To help she advises a writing exercise to help applicants clarify the focus of their project.
‘I will ask the applicant to describe in one sentence what their project is about, one paragraph and then perhaps two to three paragraphs. This forces the applicant to distil what they are thinking and get to the guts of it. The basic questions such as What, Where, Why, Who and How can be used for these short paragraph exercises.
11. Follow Orwell’s rules
George Orwell set some clear guidelines for writing that can be applied to grant writing. They are:
- Never use a metaphor, simile or other figure of speech which you are used to seeing in print.
Never use a long word where a short one will do.
If it is possible to cut a word out, always cut it out.
Never use the passive where you can use the active.
Never use a foreign phrase, a scientific word or a jargon word if you can think of an everyday English equivalent.
Break any of these rules sooner than say anything barbarous.
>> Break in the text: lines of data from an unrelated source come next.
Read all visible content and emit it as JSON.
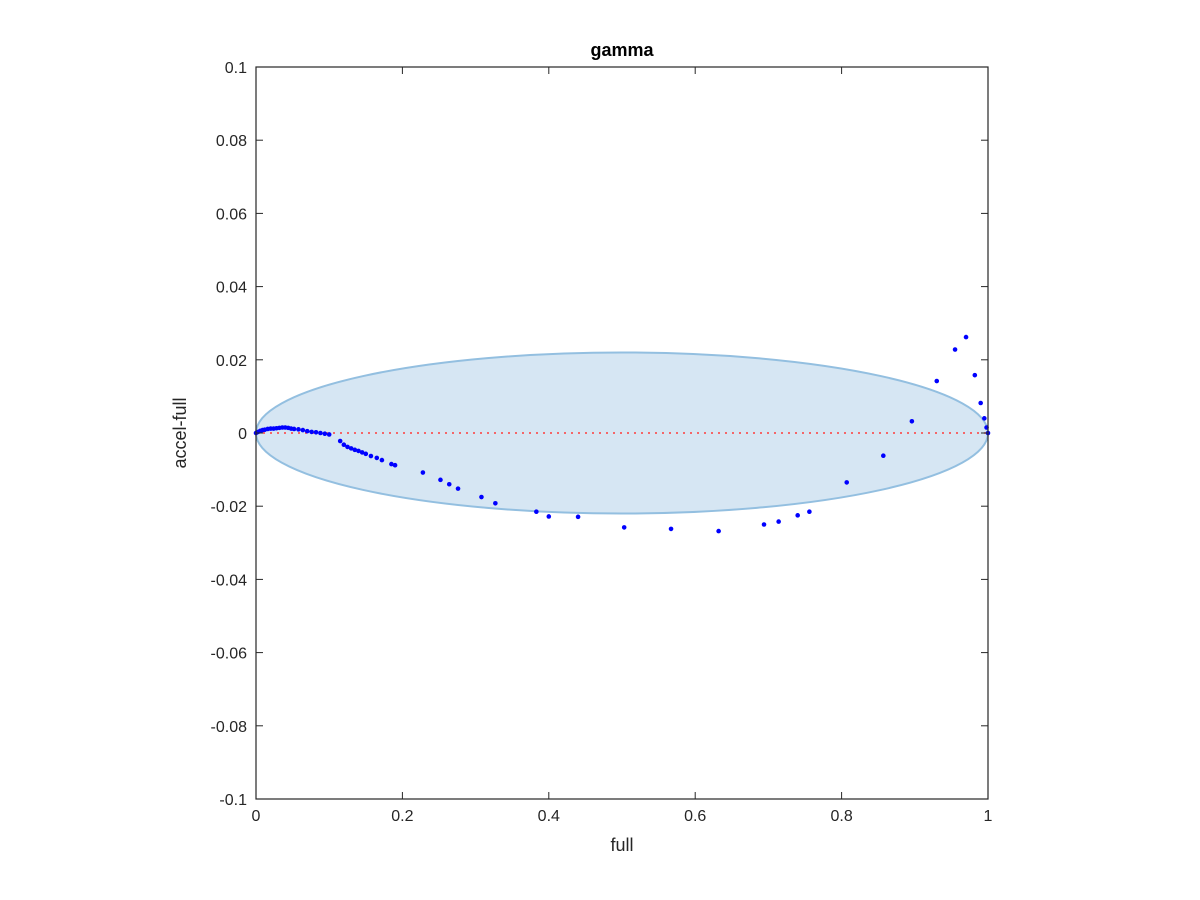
{
  "chart_data": {
    "type": "scatter",
    "title": "gamma",
    "xlabel": "full",
    "ylabel": "accel-full",
    "xlim": [
      0,
      1
    ],
    "ylim": [
      -0.1,
      0.1
    ],
    "xticks": [
      0,
      0.2,
      0.4,
      0.6,
      0.8,
      1
    ],
    "xtick_labels": [
      "0",
      "0.2",
      "0.4",
      "0.6",
      "0.8",
      "1"
    ],
    "yticks": [
      -0.1,
      -0.08,
      -0.06,
      -0.04,
      -0.02,
      0,
      0.02,
      0.04,
      0.06,
      0.08,
      0.1
    ],
    "ytick_labels": [
      "-0.1",
      "-0.08",
      "-0.06",
      "-0.04",
      "-0.02",
      "0",
      "0.02",
      "0.04",
      "0.06",
      "0.08",
      "0.1"
    ],
    "grid": false,
    "box": true,
    "reference_line": {
      "y": 0,
      "style": "dotted",
      "color": "#ff3b3b"
    },
    "ellipse": {
      "center": [
        0.5,
        0
      ],
      "semi_axes": [
        0.5,
        0.022
      ],
      "fill": "#d6e6f3",
      "stroke": "#93bfe0"
    },
    "points": {
      "color": "#0000ff",
      "x": [
        0.0,
        0.003,
        0.006,
        0.009,
        0.012,
        0.016,
        0.02,
        0.024,
        0.028,
        0.032,
        0.036,
        0.04,
        0.044,
        0.048,
        0.052,
        0.058,
        0.064,
        0.07,
        0.076,
        0.082,
        0.088,
        0.094,
        0.1,
        0.115,
        0.12,
        0.125,
        0.13,
        0.135,
        0.14,
        0.145,
        0.15,
        0.157,
        0.165,
        0.172,
        0.185,
        0.19,
        0.228,
        0.252,
        0.264,
        0.276,
        0.308,
        0.327,
        0.383,
        0.4,
        0.44,
        0.503,
        0.567,
        0.632,
        0.694,
        0.714,
        0.74,
        0.756,
        0.807,
        0.857,
        0.896,
        0.93,
        0.955,
        0.97,
        0.982,
        0.99,
        0.995,
        0.998,
        1.0
      ],
      "y": [
        0.0,
        0.0003,
        0.0006,
        0.0008,
        0.0009,
        0.0011,
        0.0012,
        0.0012,
        0.0013,
        0.0014,
        0.0015,
        0.0015,
        0.0014,
        0.0012,
        0.0011,
        0.001,
        0.0008,
        0.0005,
        0.0003,
        0.0002,
        0.0,
        -0.0002,
        -0.0004,
        -0.0022,
        -0.0032,
        -0.0038,
        -0.0042,
        -0.0046,
        -0.0049,
        -0.0053,
        -0.0057,
        -0.0063,
        -0.0068,
        -0.0074,
        -0.0085,
        -0.0088,
        -0.0108,
        -0.0128,
        -0.014,
        -0.0152,
        -0.0175,
        -0.0192,
        -0.0215,
        -0.0228,
        -0.0229,
        -0.0258,
        -0.0262,
        -0.0268,
        -0.025,
        -0.0242,
        -0.0225,
        -0.0215,
        -0.0135,
        -0.0062,
        0.0032,
        0.0142,
        0.0228,
        0.0262,
        0.0158,
        0.0082,
        0.004,
        0.0015,
        0.0
      ]
    }
  }
}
Lister adds the following:
‘No banging on, no bullshit, no long winded really clever answers accompanied by extended attached notes. Sometime applicants feel that they have to justify what they are writing about and they try to do that by writing in a more academic or complicated way. If you don’t understand what you are writing your reader won’t either. Break the language down into the most accessible form.
12. Grab attention
You have a very short window before an assessor’s eyes glaze over. This is not the time to outline your organisational history.
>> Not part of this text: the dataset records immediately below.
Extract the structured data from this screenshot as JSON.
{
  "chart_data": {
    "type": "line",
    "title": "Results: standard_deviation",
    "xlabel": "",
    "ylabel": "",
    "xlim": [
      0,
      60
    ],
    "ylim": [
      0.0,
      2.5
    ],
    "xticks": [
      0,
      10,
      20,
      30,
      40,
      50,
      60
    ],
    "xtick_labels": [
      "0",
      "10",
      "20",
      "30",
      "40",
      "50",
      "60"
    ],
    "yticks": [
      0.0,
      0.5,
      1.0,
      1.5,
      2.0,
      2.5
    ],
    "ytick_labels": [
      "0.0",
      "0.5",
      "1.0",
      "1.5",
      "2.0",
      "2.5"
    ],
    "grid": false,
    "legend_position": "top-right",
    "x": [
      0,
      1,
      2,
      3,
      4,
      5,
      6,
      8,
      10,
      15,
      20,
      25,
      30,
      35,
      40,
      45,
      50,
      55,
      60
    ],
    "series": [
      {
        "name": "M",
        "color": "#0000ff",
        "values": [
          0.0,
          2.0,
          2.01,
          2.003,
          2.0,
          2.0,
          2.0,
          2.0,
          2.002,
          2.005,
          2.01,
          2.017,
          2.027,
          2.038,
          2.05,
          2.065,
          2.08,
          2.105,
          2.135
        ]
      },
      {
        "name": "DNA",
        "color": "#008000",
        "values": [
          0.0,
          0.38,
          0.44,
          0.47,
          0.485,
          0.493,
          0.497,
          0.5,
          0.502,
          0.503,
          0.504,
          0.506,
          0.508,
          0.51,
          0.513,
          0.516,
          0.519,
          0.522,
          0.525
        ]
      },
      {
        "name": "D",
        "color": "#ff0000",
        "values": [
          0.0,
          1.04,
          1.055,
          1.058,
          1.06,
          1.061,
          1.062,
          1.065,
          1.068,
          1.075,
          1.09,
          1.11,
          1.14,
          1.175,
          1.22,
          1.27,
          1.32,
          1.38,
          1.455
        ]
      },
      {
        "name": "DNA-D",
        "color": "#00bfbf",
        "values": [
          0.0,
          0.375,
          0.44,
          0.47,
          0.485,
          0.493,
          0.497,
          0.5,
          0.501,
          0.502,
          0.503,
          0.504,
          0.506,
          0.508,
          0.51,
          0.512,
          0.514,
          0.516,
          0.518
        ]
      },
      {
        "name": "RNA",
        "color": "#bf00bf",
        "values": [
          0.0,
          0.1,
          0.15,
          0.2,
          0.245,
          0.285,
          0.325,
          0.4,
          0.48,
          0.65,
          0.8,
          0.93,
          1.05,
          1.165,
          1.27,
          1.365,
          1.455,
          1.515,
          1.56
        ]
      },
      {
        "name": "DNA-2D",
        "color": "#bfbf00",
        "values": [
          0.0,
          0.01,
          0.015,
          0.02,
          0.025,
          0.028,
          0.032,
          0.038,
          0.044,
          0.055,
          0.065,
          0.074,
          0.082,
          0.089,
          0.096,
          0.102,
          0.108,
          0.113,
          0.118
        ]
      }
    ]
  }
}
‘Some people swear by the interesting opening sentences – something that immediately takes the reader directly to the work – almost like a piece of narrative. Some people find it is easier to just get into outlining what their project is about and then possibly go to something more creative. The important thing is that the opening sentence has to grab the reader – regardless of what it is – it needs to be well written, clear, and confident,’ said Lister.
13. Let the project lead
‘Many people tend to go out and chase the money once they hear that grants are available, but the best projects tend to be the ones which the artist has already committed to undertaking, whether that’s a tour, a recording, creation of a new performed work, a publicity campaign etc. There’s usually already some planning and research undertaken by the artist and they’re able to submit a strong application for a grant that suits the project and the timelines, rather than rushing to pull together an application just because they could use the cash,’ said Duke.
14. Ask a favour
‘I highly recommend having someone proofread your application – even just having a friend read through your bio or summaries to make sure you’ve clearly articulated what you want to do. A good grant writer can also help you navigate the application and assist with communicating exactly what you want to create and how you’ll go about it,’ said Duke.
It’s even better if your reader doesn’t know anything about the work, said Lister.
‘If someone who does not know the sector or the project that you are writing about can make sense of it then you are on the right track.’
15. Mind the format
So many applications today are submitted online so make sure that you are answering the questions within the required word or character length, said Lister.
‘I often write my applications in a Word document first and then cut and paste into the electronic form – but sometimes the specified word limit is actually a character limit and you will have more words than the electronic form can take. I have read applications where the sentence just stops in the middle and I know it is because someone has just cut and pasted the info in and has not checked the word or character length.’